I, thankfully, had a wonderful little job that I enjoyed. I had great bosses and fellow employees, but it just wasn't where I needed to be. However much I enjoyed working there, my soul knew I was made for more...I knew that allowing that to be my stopping point was selling myself short in the long run, despite the loyalty for and obligation to the company for whom I worked. It was a job to help me on my way to wherever it was I was headed. I learned invaluable lessons having worked there and made wonderful, life-long friends there as well.
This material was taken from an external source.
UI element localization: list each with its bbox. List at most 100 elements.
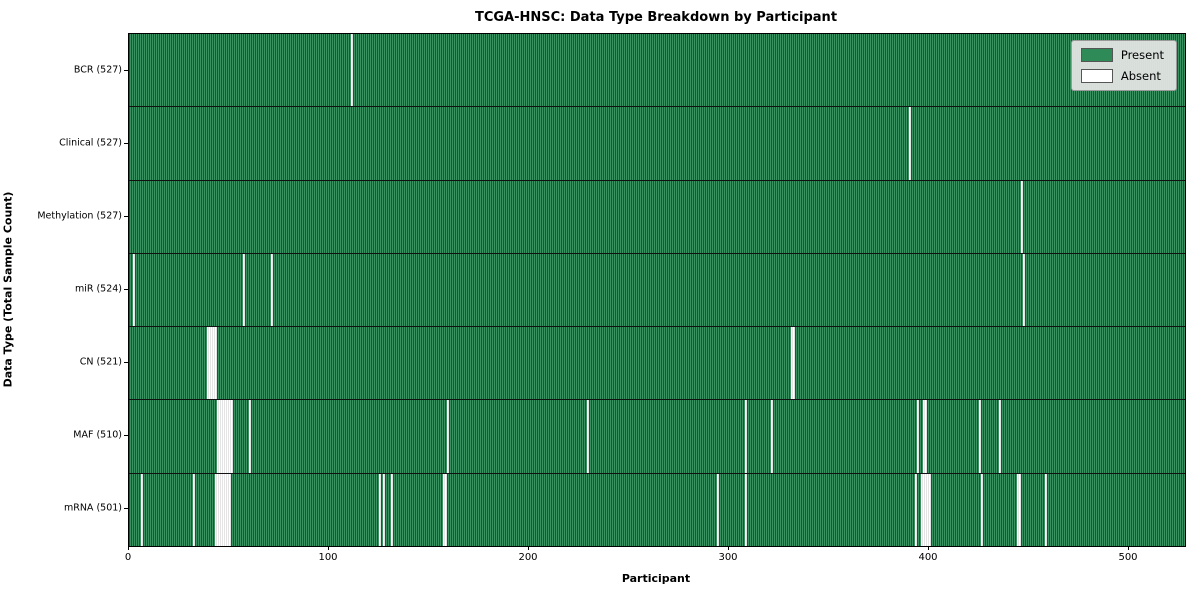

Fast-forward to today. I am now twenty-five (and a half), working for my cousin, which I love, but I still know that settling here in this job will be settling for mediocrity. After some soul-searching, getting lost, being found again, and lots of thinking, I've finally decided on the correct path for me. It's something I've often thought about over the past fifteen-years or so, but something I never thought would be either plausible or practical. Lo and behold, I've found out that it is not only plausible AND practical, but also attainable!

Looking back now, I was completely and totally unprepared for graduate school the first time around. I should have stayed where I was until I had made a final decision on what it was I wanted to do and should do, instead of just jumping out at the next thing that I thought I HAD to be doing. I have a sort of history of rash behaviour, the details into which I will NOT delve.

Despite the misdirection and rash decisions, I don't regret that decision I made almost three years ago, now. Had I not decided to move here and attend school, I would never have met the wonderful friends and family I have here in Little Rock nor would I have found out just exactly what I'm supposed to be and just who is supposed to be with me on the journey to that point and all points thereafter.

After all, it is in making mistakes that we learn, in loving the wrong people that we appreciate the right ones when they come along (or never left), and in weakness that we truly find our strength.

Thank God for rash decisions. Thank God for second chances. And thank God for the everyday problems we find that bring us closer to Him and each other.

This time, I'm prepared. I'll do it much better this second go-round.